Der Mann als Gewalttäter, die ganze Familie leidet – dieses häufige Szenario verkehrte sich bei einem Prozess am Landesgericht Innsbruck ins Gegenteil. Angeklagt wegen fortgesetzter Gewaltausübung war eine 39-jährige Frau.
Wüste Szenen – und dies immer wieder – hatten sich laut Staatsanwaltschaft im Haushalt der gebürtigen Kambodschanerin im Tiroler Oberland abgespielt. Ihren Ehemann hatte sie demnach jahrelang so gut wie wöchentlich mit Gegenständen beworfen. In einer Episode drohte sie mit einem Messer, sich und die Kinder umzubringen, falls er sich scheiden ließe.
Holzstöcke und Schuhe als Waffen
Auch die Kinder mussten leiden: Dem mittlerweile 19-jährigen Sohn zerrte sie laut Anklage immer wieder an den Haaren in eine Ecke oder malträtierte ihn mit Holzstöcken oder Schuhen. Weiters schlug sie auch ihre mittlerweile 8-jährige Tochter mit der flachen Hand. Auch die aktuell 16-jährige Tochter soll gelitten haben, sie enthielt sich allerdings einer Aussage.

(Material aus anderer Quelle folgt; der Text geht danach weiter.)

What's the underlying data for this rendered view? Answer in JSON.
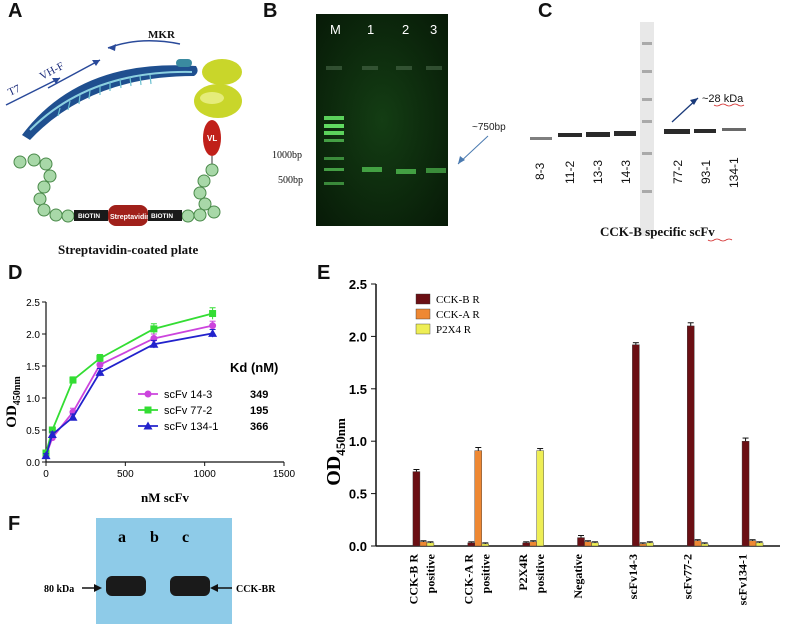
{
  "panels": {
    "A": {
      "letter": "A",
      "labels": {
        "mkr": "MKR",
        "t7": "T7",
        "vhf": "VH-F",
        "vl": "VL",
        "biotin_left": "BIOTIN",
        "streptavidin": "Streptavidin",
        "biotin_right": "BIOTIN"
      },
      "caption": "Streptavidin-coated plate"
    },
    "B": {
      "letter": "B",
      "lanes": [
        "M",
        "1",
        "2",
        "3"
      ],
      "markers": [
        "1000bp",
        "500bp"
      ],
      "band_label": "~750bp"
    },
    "C": {
      "letter": "C",
      "lanes": [
        "8-3",
        "11-2",
        "13-3",
        "14-3",
        "77-2",
        "93-1",
        "134-1"
      ],
      "kda_label": "~28 kDa",
      "caption": "CCK-B specific scFv"
    },
    "F": {
      "letter": "F",
      "lanes": [
        "a",
        "b",
        "c"
      ],
      "left_label": "80 kDa",
      "right_label": "CCK-BR"
    }
  },
  "chart_data": [
    {
      "panel": "D",
      "type": "line",
      "xlabel": "nM scFv",
      "ylabel": "OD450nm",
      "ylabel_main": "OD",
      "ylabel_sub": "450nm",
      "xlim": [
        0,
        1500
      ],
      "ylim": [
        0,
        2.5
      ],
      "xticks": [
        0,
        500,
        1000,
        1500
      ],
      "yticks": [
        0,
        0.5,
        1.0,
        1.5,
        2.0,
        2.5
      ],
      "ytick_labels": [
        "0.0",
        "0.5",
        "1.0",
        "1.5",
        "2.0",
        "2.5"
      ],
      "legend_title": "Kd (nM)",
      "legend_position": "right",
      "series": [
        {
          "name": "scFv 14-3",
          "kd": "349",
          "color": "#cc44dd",
          "marker": "circle",
          "x": [
            0,
            40,
            170,
            340,
            680,
            1050
          ],
          "y": [
            0.1,
            0.38,
            0.78,
            1.52,
            1.93,
            2.13
          ],
          "err": [
            0.03,
            0.04,
            0.06,
            0.06,
            0.07,
            0.07
          ]
        },
        {
          "name": "scFv 77-2",
          "kd": "195",
          "color": "#33dd33",
          "marker": "square",
          "x": [
            0,
            40,
            170,
            340,
            680,
            1050
          ],
          "y": [
            0.14,
            0.5,
            1.28,
            1.62,
            2.08,
            2.32
          ],
          "err": [
            0.03,
            0.04,
            0.05,
            0.06,
            0.08,
            0.09
          ]
        },
        {
          "name": "scFv 134-1",
          "kd": "366",
          "color": "#2222cc",
          "marker": "triangle",
          "x": [
            0,
            40,
            170,
            340,
            680,
            1050
          ],
          "y": [
            0.1,
            0.43,
            0.7,
            1.4,
            1.84,
            2.01
          ],
          "err": [
            0.03,
            0.04,
            0.05,
            0.06,
            0.06,
            0.06
          ]
        }
      ]
    },
    {
      "panel": "E",
      "type": "bar",
      "ylabel": "OD450nm",
      "ylabel_main": "OD",
      "ylabel_sub": "450nm",
      "ylim": [
        0,
        2.5
      ],
      "yticks": [
        0,
        0.5,
        1.0,
        1.5,
        2.0,
        2.5
      ],
      "ytick_labels": [
        "0.0",
        "0.5",
        "1.0",
        "1.5",
        "2.0",
        "2.5"
      ],
      "legend_position": "top-left",
      "categories": [
        [
          "CCK-B R",
          "positive"
        ],
        [
          "CCK-A R",
          "positive"
        ],
        [
          "P2X4R",
          "positive"
        ],
        [
          "Negative"
        ],
        [
          "scFv14-3"
        ],
        [
          "scFv77-2"
        ],
        [
          "scFv134-1"
        ]
      ],
      "series": [
        {
          "name": "CCK-B R",
          "color": "#6b0f14",
          "values": [
            0.71,
            0.03,
            0.03,
            0.08,
            1.92,
            2.1,
            1.0
          ],
          "err": [
            0.02,
            0.01,
            0.01,
            0.02,
            0.02,
            0.03,
            0.03
          ]
        },
        {
          "name": "CCK-A R",
          "color": "#ee8833",
          "values": [
            0.04,
            0.91,
            0.04,
            0.04,
            0.02,
            0.05,
            0.05
          ],
          "err": [
            0.01,
            0.03,
            0.01,
            0.01,
            0.01,
            0.01,
            0.01
          ]
        },
        {
          "name": "P2X4 R",
          "color": "#eeee55",
          "values": [
            0.03,
            0.02,
            0.91,
            0.03,
            0.03,
            0.02,
            0.03
          ],
          "err": [
            0.01,
            0.01,
            0.02,
            0.01,
            0.01,
            0.01,
            0.01
          ]
        }
      ]
    }
  ]
}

Der Verteidiger der Frau sah das gänzlich anders. Es handle sich um eine weitestgehend erfundene Geschichte, damit sich der Ehemann einen Vorteil bei der Scheidung verschaffen konnte. Diese sei mittlerweile abgeschlossen.
Verteidiger: „Eine Watschen“ ja, aber . . .
„Ich bin überzeugt davon, dass es sich nicht so zugetragen hat wie angeklagt“, sagte er sowohl bei seinem Eröffnungs- als auch Schlussplädoyer. Es mag zwar Streitigkeiten zwischen den Ehelauten gegeben haben und womöglich auch eine „Watschen“ gegen die Kinder, aber von einer fortgesetzten Gewaltausübung – dafür drohen zwischen fünf und 15 Jahren Haft – könnte absolut keine Rede sein.
Die 39-Jährige betonte beim Prozess allerdings, sie habe im angeklagten Zeitraum seit 2019 niemals die Hand erhoben und sei absolut nie gewalttätig geworden. „Es ist nur immer häufiger zu Streit und manchmal auch zum Schreien gekommen“, sagte die Frau, die kaum Deutsch sprach und der eine Khmer-Dolmetscherin zur Seite gestellt wurde.
Aussagen der Kinder ins Reich der Fantasie verwiesen
Ihr 19-jähriger Sohn „lüge generell“ und auch die Aussagen ihrer 8-jährigen Tochter konnte sie nicht nachvollziehen und vermutetet dahinter Manipulationen ihres mittlerweile Ex-Mannes.
Richterin Andrea Wegscheider folgte diesen Argumenten nicht. Sie verhängte wegen fortgesetzter Gewaltausübung gegen den Sohn, seit dieser sechs Jahre alt gewesen sei, eine Haftstrafe von 7,5 Jahren. 10.000 Euro sind an ihn zu zahlen. Bezüglich der Vorwürfe, die Attacken auf den Ehemann und die Tochter beinhalteten, erging ein Freispruch. Es habe zwar einzelne Vorfälle gegeben, aber keine fortgesetzte Gewalt. Der Verteidiger meldete Nichtigkeitsbeschwerde an, das Urteil ist daher nicht rechtskräftig.